Der Parlamentarische Geschäftsführer der Unions-Fraktion im Bundestag, Kauder, kritisierte das Vorgehen der Bundesregierung: Wenn das Treffen bei Schröder nur dazu dienen solle, dort "in gewissen Punkten nachzujustieren, dann ist das viel zuwenig", sagte Kauder. "Aus der Sozialdebatte über Hartz IV muß eine Arbeitsmarkt- und Wirtschaftsdebatte werden. Die Menschen brauchen Perspektiven für neue Arbeit im ersten Arbeitsmarkt."

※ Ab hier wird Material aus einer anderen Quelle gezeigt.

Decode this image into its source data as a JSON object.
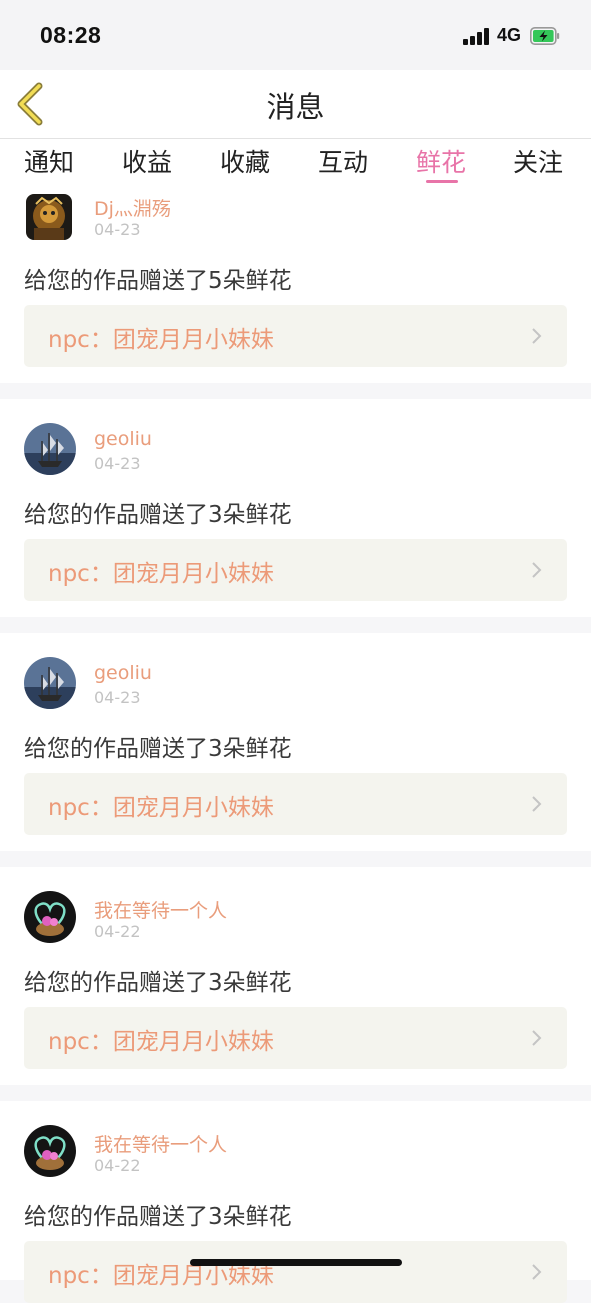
{
  "status_bar": {
    "time": "08:28",
    "network": "4G"
  },
  "header": {
    "title": "消息"
  },
  "tabs": [
    {
      "label": "通知",
      "active": false
    },
    {
      "label": "收益",
      "active": false
    },
    {
      "label": "收藏",
      "active": false
    },
    {
      "label": "互动",
      "active": false
    },
    {
      "label": "鲜花",
      "active": true
    },
    {
      "label": "关注",
      "active": false
    }
  ],
  "colors": {
    "accent": "#e874a8",
    "username": "#e99d7c",
    "link_bg": "#f4f4ee"
  },
  "notifications": [
    {
      "user": "Dj灬淵殇",
      "date": "04-23",
      "message": "给您的作品赠送了5朵鲜花",
      "work": "npc：团宠月月小妹妹",
      "avatar": "monkey-king-avatar"
    },
    {
      "user": "geoliu",
      "date": "04-23",
      "message": "给您的作品赠送了3朵鲜花",
      "work": "npc：团宠月月小妹妹",
      "avatar": "sailing-ship-avatar"
    },
    {
      "user": "geoliu",
      "date": "04-23",
      "message": "给您的作品赠送了3朵鲜花",
      "work": "npc：团宠月月小妹妹",
      "avatar": "sailing-ship-avatar"
    },
    {
      "user": "我在等待一个人",
      "date": "04-22",
      "message": "给您的作品赠送了3朵鲜花",
      "work": "npc：团宠月月小妹妹",
      "avatar": "heart-avatar"
    },
    {
      "user": "我在等待一个人",
      "date": "04-22",
      "message": "给您的作品赠送了3朵鲜花",
      "work": "npc：团宠月月小妹妹",
      "avatar": "heart-avatar"
    }
  ]
}
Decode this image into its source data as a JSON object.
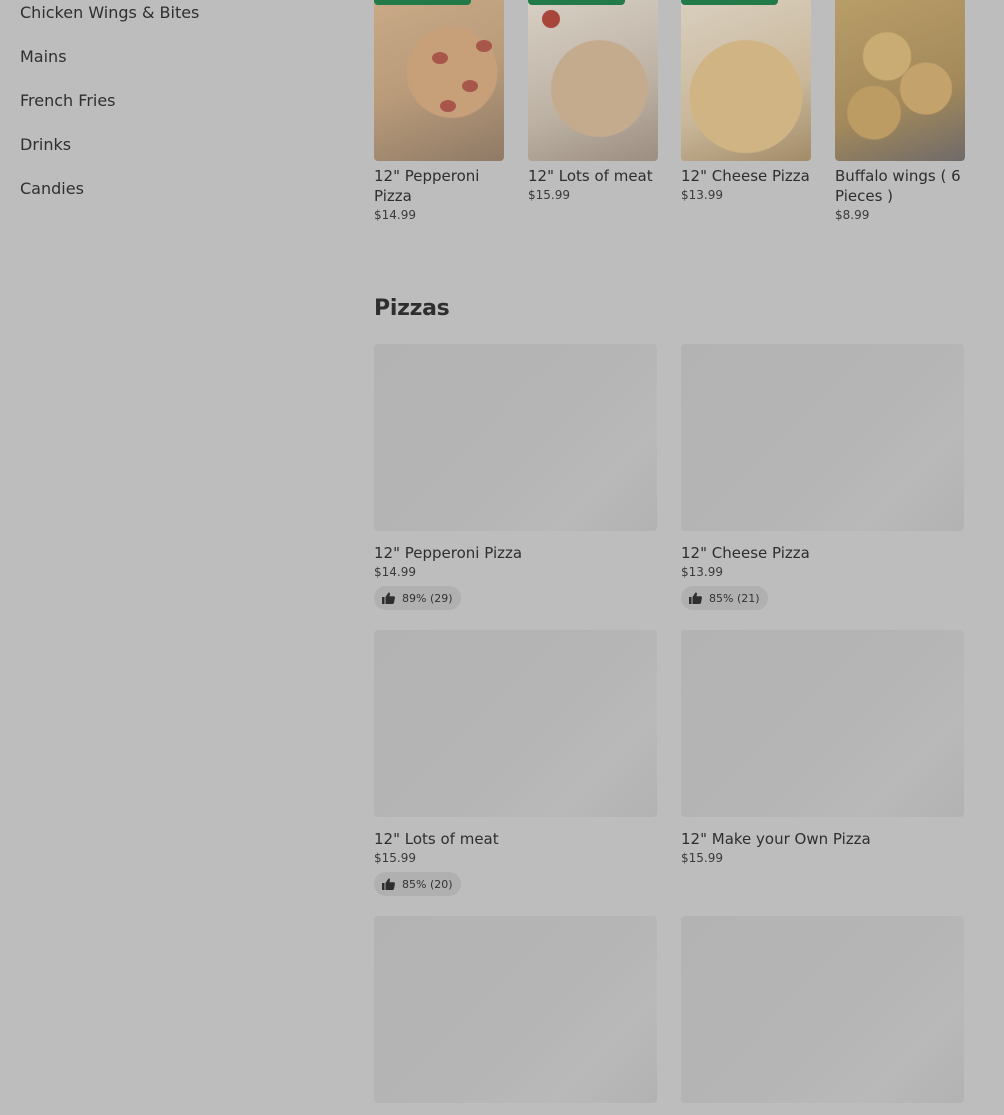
{
  "sidebar": {
    "items": [
      {
        "label": "Chicken Wings & Bites"
      },
      {
        "label": "Mains"
      },
      {
        "label": "French Fries"
      },
      {
        "label": "Drinks"
      },
      {
        "label": "Candies"
      }
    ]
  },
  "featured": {
    "items": [
      {
        "name": "12\" Pepperoni Pizza",
        "price": "$14.99",
        "image_icon": "pepperoni-pizza-image"
      },
      {
        "name": "12\" Lots of meat",
        "price": "$15.99",
        "image_icon": "meat-pizza-image"
      },
      {
        "name": "12\" Cheese Pizza",
        "price": "$13.99",
        "image_icon": "cheese-pizza-image"
      },
      {
        "name": "Buffalo wings ( 6 Pieces )",
        "price": "$8.99",
        "image_icon": "buffalo-wings-image"
      }
    ],
    "ribbon_color": "#217a47"
  },
  "section": {
    "title": "Pizzas",
    "items": [
      {
        "name": "12\" Pepperoni Pizza",
        "price": "$14.99",
        "rating": "89% (29)"
      },
      {
        "name": "12\" Cheese Pizza",
        "price": "$13.99",
        "rating": "85% (21)"
      },
      {
        "name": "12\" Lots of meat",
        "price": "$15.99",
        "rating": "85% (20)"
      },
      {
        "name": "12\" Make your Own Pizza",
        "price": "$15.99",
        "rating": ""
      },
      {
        "name": "",
        "price": "",
        "rating": ""
      },
      {
        "name": "",
        "price": "",
        "rating": ""
      }
    ]
  }
}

Das Bundeswirtschaftsministerium kündigte an, die Kriterien für die Förderung der sogenannten Ich-AGs zu überprüfen, um einen Mißbrauch bei der Existenzgründung durch Arbeitslose zu verhindern. Es werde überlegt, künftig von Existenzgründern die Vorlage eines Geschäftsplans zu fordern, sagte eine Sprecherin des Ministeriums. Die Bundesregierung wolle Mißbrauch so weit wie möglich ausschließen. In solchen Fällen könnten Fördergelder zurückgefordert werden. Das Ministerium reagierte damit auf Berichte, wonach mit der Zusammenlegung von Arbeitslosen- und Sozialhilfe immer mehr Arbeitslose eine Ich-AG gründen wollten, ohne tatsächlich eine Selbständigkeit anzustreben. Es sei nicht auszuschließen, daß hier eine "Ökonomie des Abstaubens" zum Zuge komme, sagte Frank Wießner vom Institut für Arbeitsmarkt- und Berufsforschung in Nürnberg. "Wer bisher Arbeitslosenhilfe bekommt, künftig aber kein Arbeitslosengeld II, kann die Ich-AG verlockend finden", sagte Wießner.